# 2010 Outback 300Bh Travel Trailer



## BuckeyeInMI (May 28, 2008)

I am looking to sell my 2010 Outback 300BH. It has been a great trailer and I am the original owner. 



Below are some additional details.



Sleeps 9 with a bunk bed over the top of the a couch with an air mattress. Includes 2 slides, a king dinette and swivel TV. Has an outside camp kitchen with a two burner stove and hot/cold water faucet. 



The only issues I have with the trailer is some of the front stickers are starting to peal. Other than that the trailer is in great shape



Interior is Havana.



Trailer is light and easy to tow. I tow with an SUV.

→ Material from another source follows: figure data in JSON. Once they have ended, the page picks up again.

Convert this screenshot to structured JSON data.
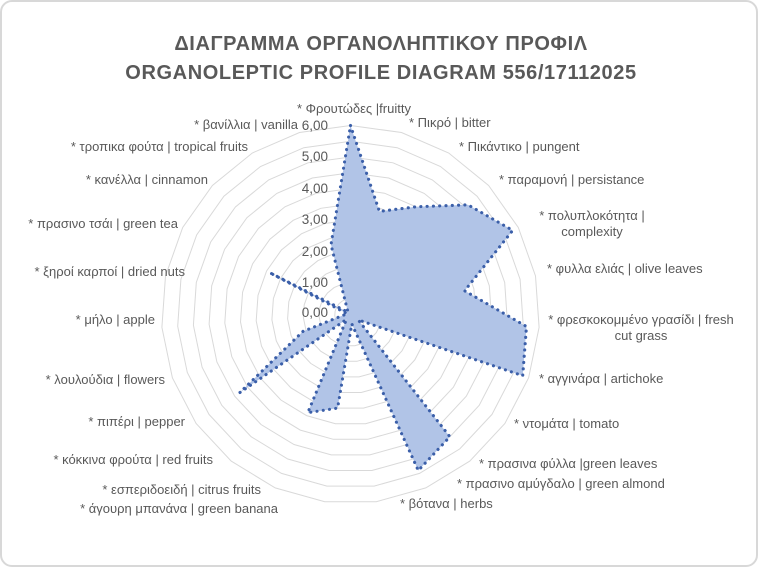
{
  "title": {
    "line1": "ΔΙΑΓΡΑΜΜΑ ΟΡΓΑΝΟΛΗΠΤΙΚΟΥ ΠΡΟΦΙΛ",
    "line2": "ORGANOLEPTIC PROFILE DIAGRAM 556/17112025"
  },
  "chart_data": {
    "type": "radar",
    "start": "top",
    "direction": "clockwise",
    "categories": [
      "* Φρουτώδες |fruitty",
      "* Πικρό | bitter",
      "* Πικάντικο | pungent",
      "* παραμονή | persistance",
      "* πολυπλοκότητα | complexity",
      "* φυλλα ελιάς | olive leaves",
      "* φρεσκοκομμένο γρασίδι | fresh cut grass",
      "* αγγινάρα | artichoke",
      "* ντομάτα | tomato",
      "* πρασινα φύλλα |green leaves",
      "* πρασινο αμύγδαλο | green almond",
      "* βότανα | herbs",
      "* άγουρη μπανάνα | green banana",
      "* εσπεριδοειδή | citrus fruits",
      "* κόκκινα φρούτα | red fruits",
      "* πιπέρι | pepper",
      "* λουλούδια | flowers",
      "* μήλο | apple",
      "* ξηροί καρποί | dried nuts",
      "* πρασινο τσάι | green tea",
      "* κανέλλα | cinnamon",
      "* τροπικα φούτα | tropical fruits",
      "* βανίλλια | vanilla"
    ],
    "values": [
      6.0,
      3.4,
      4.0,
      5.1,
      5.8,
      3.7,
      5.6,
      5.8,
      0.3,
      5.0,
      5.4,
      0.3,
      3.0,
      3.4,
      0.2,
      4.3,
      1.6,
      0.2,
      0.1,
      2.9,
      0.1,
      0.2,
      2.3
    ],
    "radial_ticks": [
      "0,00",
      "1,00",
      "2,00",
      "3,00",
      "4,00",
      "5,00",
      "6,00"
    ],
    "rlim": [
      0,
      6
    ],
    "grid_interval": 0.5,
    "legend": "none",
    "colors": {
      "fill": "#b1c4e7",
      "stroke": "#3b5fa9",
      "grid": "#d9d9d9",
      "text": "#595959"
    }
  }
}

It is currently located on the west side of Michigan.

$18,000


----------



## BuckeyeInMI (May 28, 2008)

Revised Price: $17,500


----------



## BuckeyeInMI (May 28, 2008)

BuckeyeInMI said:


> Revised Price: $17,500


Revised Price: Need to sell. Make me an offer.


----------



## BuckeyeInMI (May 28, 2008)

BuckeyeInMI said:


> Revised Price: $17,500


Revised Price: Need to sell. Make me an offer.
[/quote]

Any interest or offers out there?


----------



## BuckeyeInMI (May 28, 2008)

I am going to actively attempt to sell my 2010 300BH in the next 30 days.

What is the best website to use i.e. RV Trader, ebay.

I am reducing the price $16K or best offer.

Does anyone have pricing ideas or comparison I could use?



BuckeyeInMI said:


> Revised Price: $17,500


Revised Price: Need to sell. Make me an offer.
[/quote]


----------



## BuckeyeInMI (May 28, 2008)

Reduced to $15K.


----------



## alphamatter (May 10, 2015)

Hi there, Buckeye,

Is your Trailer still available?

It does look good!

Thanks,

Alphamatter



BuckeyeInMI said:


> Reduced to $15K.


----------